Employing the right tech talent is a decisive advantage. The challenge lies in being able to effectively compete for those most capable of analyzing data, building cybersecurity infrastructure and implementing emerging technologies. Yet, many government agencies and contracting organizations currently use decades-old hiring propositions to compete for a small pool of tech talent being aggressively pursued by private-sector employers using more progressive tactics, potentially widening the resulting skills gap even further.
Organizations are only as good as the people within them. To attract the right talent and strengthen its value proposition for potential hires, organizations must embrace the flexibility of remote work beyond the current COVID-19 environment. Once the coronavirus threat recedes, government officials have hinted that enhancements for telework will maintain some permanency, and, if so, the talent (and digital transformation) will no doubt follow.

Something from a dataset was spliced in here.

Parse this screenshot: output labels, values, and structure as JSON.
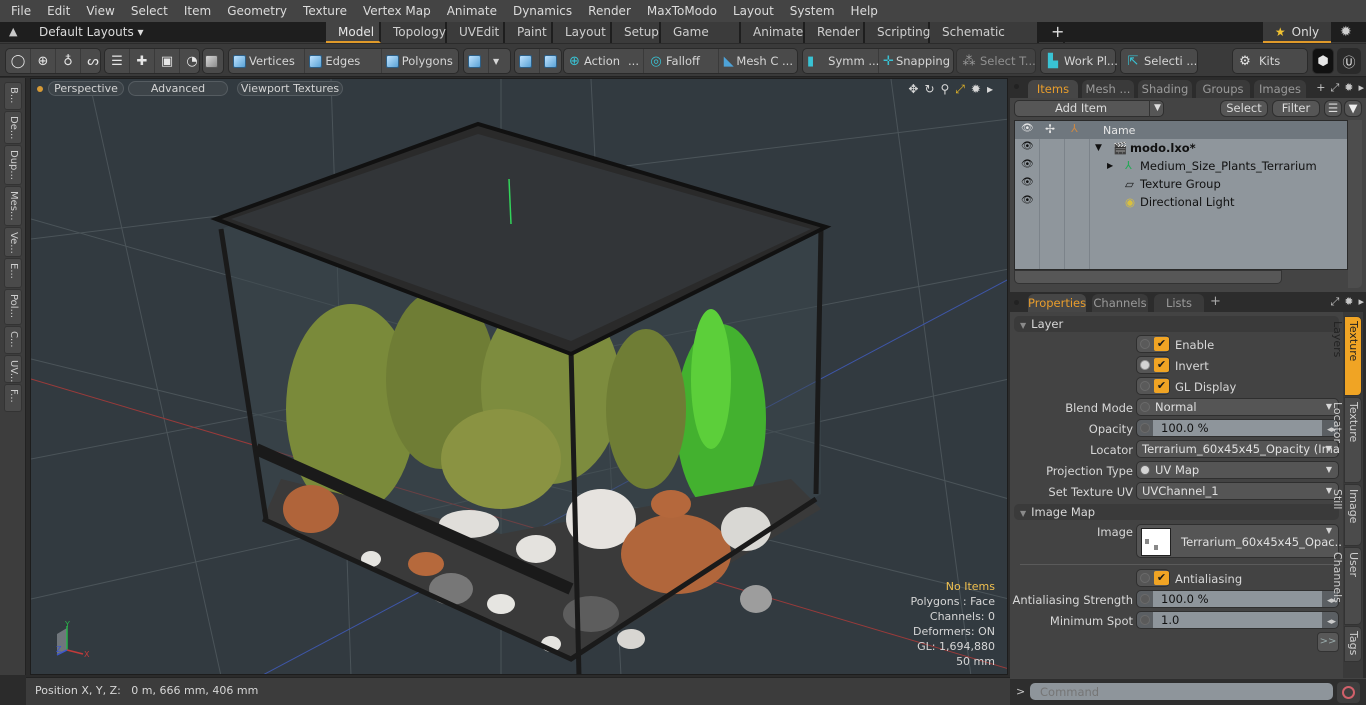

Implementing emerging technologies designed to transform business operations requires proper design, planning and governance, among other things. Having the right partners with deep domain knowledge coupled with the technological expertise is just as important as having the right internal talent. The rise – and acceptance – of telework should allow organizations to feel comfortable leveraging the right partners based on expertise and experience, not just location or proximity to an office. Just as automobile manufacturer hires the right partner to engineer and build a specific part like Bang and Olufsen speakers for a luxury model, organizations shouldn’t be afraid to take the same approach to compiling their internal and external team and source the person or partner right for the job.
Competing for the right talent and partners that can unlock the full potential of data and digital technologies, and ultimately drive supply chain predictability, visibility and speed of delivery should be a top priority. Enabling a more innovative, modern workforce means embracing the changes ushered in by the current pandemic, which ultimately will usher in yet another era: one focused on accelerating digital transformation.